Information security risk management
Overview
The company has established an Information Security Management Organization responsible for formulating information security policies, planning security measures, and executing related information security operations. Starting from March 2023, the company began implementing ISO 27001 (ISMS) to establish a more effective information security management system. The verification process is expected to be completed by April 2024.
 
Information Security Management Organization
The Company has formed an Information Security Committee, with the Chief Information Security Officer serving as the convener and the head of the Information Security and Information Management Department serving as the management representative. The committee coordinates information security policy management, information security operations, information security architecture, information security risk management, and compliance audit control.



Information Security Committee Management Representative Information Security Audit Team Information Security Execution Team Emergency Tasks

The Information Security Policy is formulated by the Information Security Committee in accordance with the requirements of ISO 27001 and the guidelines for listed and OTC (Over-The-Counter) information systems. The content includes guidelines for the use of information equipment, password usage, company email usage, internet usage, information processing, software usage and licensing, deployment principles for antivirus and data leak prevention software, remote access guidelines, and information security incident management guidelines. The Information Security Committee also conducts regular annual reviews of the content of the information security policy, having convened 12 times in the year 2023.
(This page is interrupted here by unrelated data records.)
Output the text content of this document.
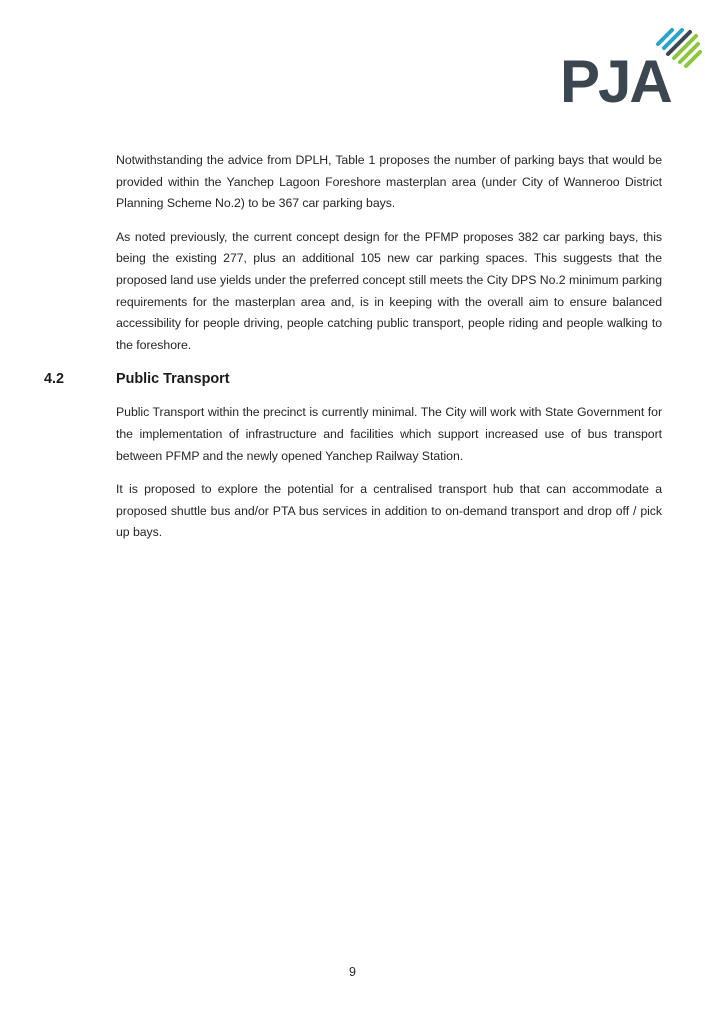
PJA

Notwithstanding the advice from DPLH, Table 1 proposes the number of parking bays that would be provided within the Yanchep Lagoon Foreshore masterplan area (under City of Wanneroo District Planning Scheme No.2) to be 367 car parking bays.

As noted previously, the current concept design for the PFMP proposes 382 car parking bays, this being the existing 277, plus an additional 105 new car parking spaces. This suggests that the proposed land use yields under the preferred concept still meets the City DPS No.2 minimum parking requirements for the masterplan area and, is in keeping with the overall aim to ensure balanced accessibility for people driving, people catching public transport, people riding and people walking to the foreshore.

4.2	Public Transport

Public Transport within the precinct is currently minimal. The City will work with State Government for the implementation of infrastructure and facilities which support increased use of bus transport between PFMP and the newly opened Yanchep Railway Station.

It is proposed to explore the potential for a centralised transport hub that can accommodate a proposed shuttle bus and/or PTA bus services in addition to on-demand transport and drop off / pick up bays.

9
The organization adopts the PDCA (Plan-Do-Check-Act) cycle management to ensure the goals are achieved and improved upon on an ongoing basis.
 
 
Information security policy Management Objectives:
1. Conduct information security education and training to promote awareness among employees and enhance their understanding of related responsibilities.
2. Safeguard the information related to the company's business activities, preventing unauthorized access and modifications to ensure its correctness and completeness.
3. Regularly perform audits and technical reviews to ensure the proper implementation of relevant operations.
4. Ensure that the critical core systems of the company maintain a certain level of system availability.
 
Information Security Infrastructure and Management Practices
1. Cybersecurity Intelligence
The company is a member of the Taiwan Computer Emergency Response Team (TWCERT) and the Science Park Information Sharing and Analysis Center (SP-ISAC). It regularly receives cybersecurity intelligence and participates in relevant cybersecurity seminars. By receiving Indicators of Compromise (IOC) early in the intrusion detection process, the company can proactively add relay station IP addresses to the firewall, implementing protective measures in advance to reduce the likelihood of attacks.
 
2. Computer Virus Protection:
Endpoint protection software is installed, automatically updating virus definitions, and conducting regular full hard drive scans. This ensures the blocking of the latest known viruses and detects and prevents the installation behavior of potentially threatening system executables.
 
3. Network Security Management:
• Firewall networks are established to block unauthorized intrusion attempts. Information operations tools monitor network service conditions, and any suspicious behavior is immediately redirected to an isolated network segment, denying access to the company's network services.
• An internet proxy server is set up to filter content and block high-risk websites, protecting the privacy and security of employees' internet access. To some extent, this helps prevent network attacks.
 
4. System Access Control:
Access control management practices allow only authorized personnel to access systems. System permissions are granted only after approval from the relevant authority, and periodic reviews ensure the reasonableness of permissions, protecting the digital information space.
 
5. Business Continuity Operations:
Combining preventive and restorative control measures, the company mitigates the impact of information business disasters or failures to an acceptable level based on the importance and impact of business processes, in line with information operations management goals.
 
6. Regular Social Engineering Drills and Training:
Regularly conducting social engineering awareness tests, supported by statistical systems reporting from the backend. This evaluates user awareness of email social engineering and their knowledge of cybersecurity policies. Security awareness campaigns and information security education and training are organized to ensure that personnel are aware of correct operational procedures and overall protection concepts, promoting employee awareness of information security and enhancing their understanding of related responsibilities.